Ao sair do local, os sequestradores colocam uma venda em seus olhos e depois o oferecem uma bebida esquisita, o ex-bóia fria acorda depois de umas horas num local sujo, escuro e fétido, sua infància vem à mente, o homem gabiru voltara a ser como era, sem perfume, sem glamour, com fome, com sede, maltratado e maltrapilho.
O resgate não vinha, os sequestradores negociavam, eram violentos e xingavam Severino de "baiano rico" como se isto não pudesse ser real.
Trinta e quatro dias de cativeiro, por meio de muitas negociações o dinheiro é dado aos maus caráter. Severino não é mais o mesmo, por um minuto se arrependera em ter deixado sua terra natal, sua vida começa a passar como um filme em sua mente, ele estava deitado no cativeiro, começou a sentir algo estranho, foi quando se deu conta que os sequestradores tinham deixado nove tiros em seu corpo antes de sair, não resistiu, faleceu no local.

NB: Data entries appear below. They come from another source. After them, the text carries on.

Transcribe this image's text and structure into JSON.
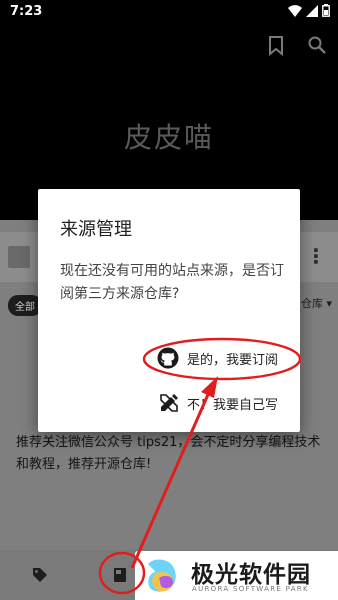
{
  "status_bar": {
    "time": "7:23"
  },
  "header": {
    "app_title": "皮皮喵"
  },
  "background": {
    "chip_all": "全部",
    "sort_label": "仓库",
    "tip_text": "推荐关注微信公众号 tips21，会不定时分享编程技术和教程，推荐开源仓库!"
  },
  "dialog": {
    "title": "来源管理",
    "message": "现在还没有可用的站点来源，是否订阅第三方来源仓库?",
    "action_subscribe": "是的，我要订阅",
    "action_self": "不！我要自己写"
  },
  "watermark": {
    "title": "极光软件园",
    "subtitle": "AURORA SOFTWARE PARK"
  },
  "colors": {
    "annotation": "#e11d1d",
    "dim_overlay": "#7f7f7f"
  }
}
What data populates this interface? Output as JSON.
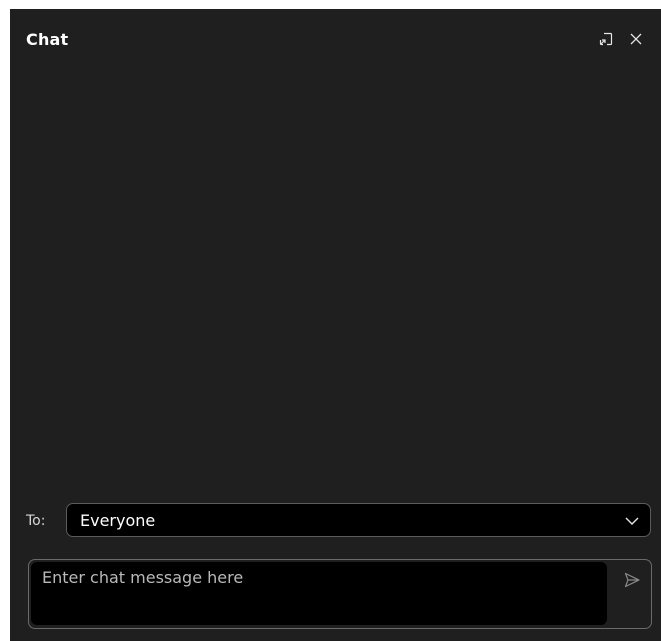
{
  "header": {
    "title": "Chat",
    "icons": [
      "popout-icon",
      "close-icon"
    ]
  },
  "recipient": {
    "label": "To:",
    "selected": "Everyone"
  },
  "composer": {
    "placeholder": "Enter chat message here",
    "value": ""
  },
  "colors": {
    "panel_bg": "#1f1f1f",
    "field_bg": "#000000",
    "text": "#ffffff",
    "border": "#5b5b5b"
  }
}
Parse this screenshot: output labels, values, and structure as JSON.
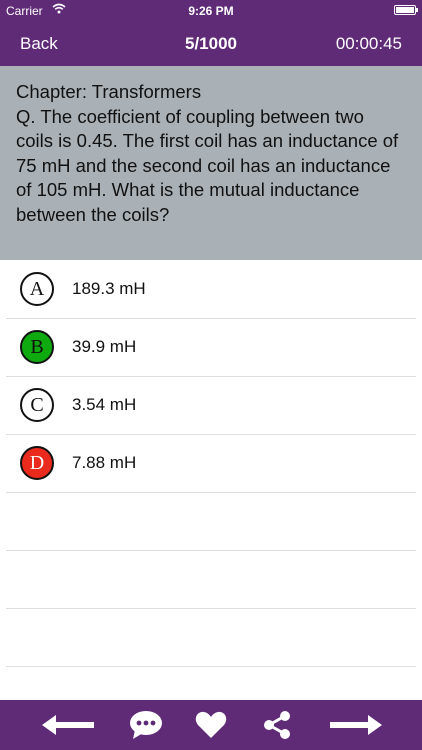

O que sobrou daquele homem cultural foram suas obras que passavam a sensibilidade de uma pessoa que enxergava além do infinito. - Ele deve "ta fazendo escultura no céu", afirma a mãe em seu enterro.
Severino morreu em véspera de eleições presidenciais, alguém ficou sem o voto dele, é uma pena, seu candidato preferido havia prometido livrar o Nordeste da seca e São Paulo da violência.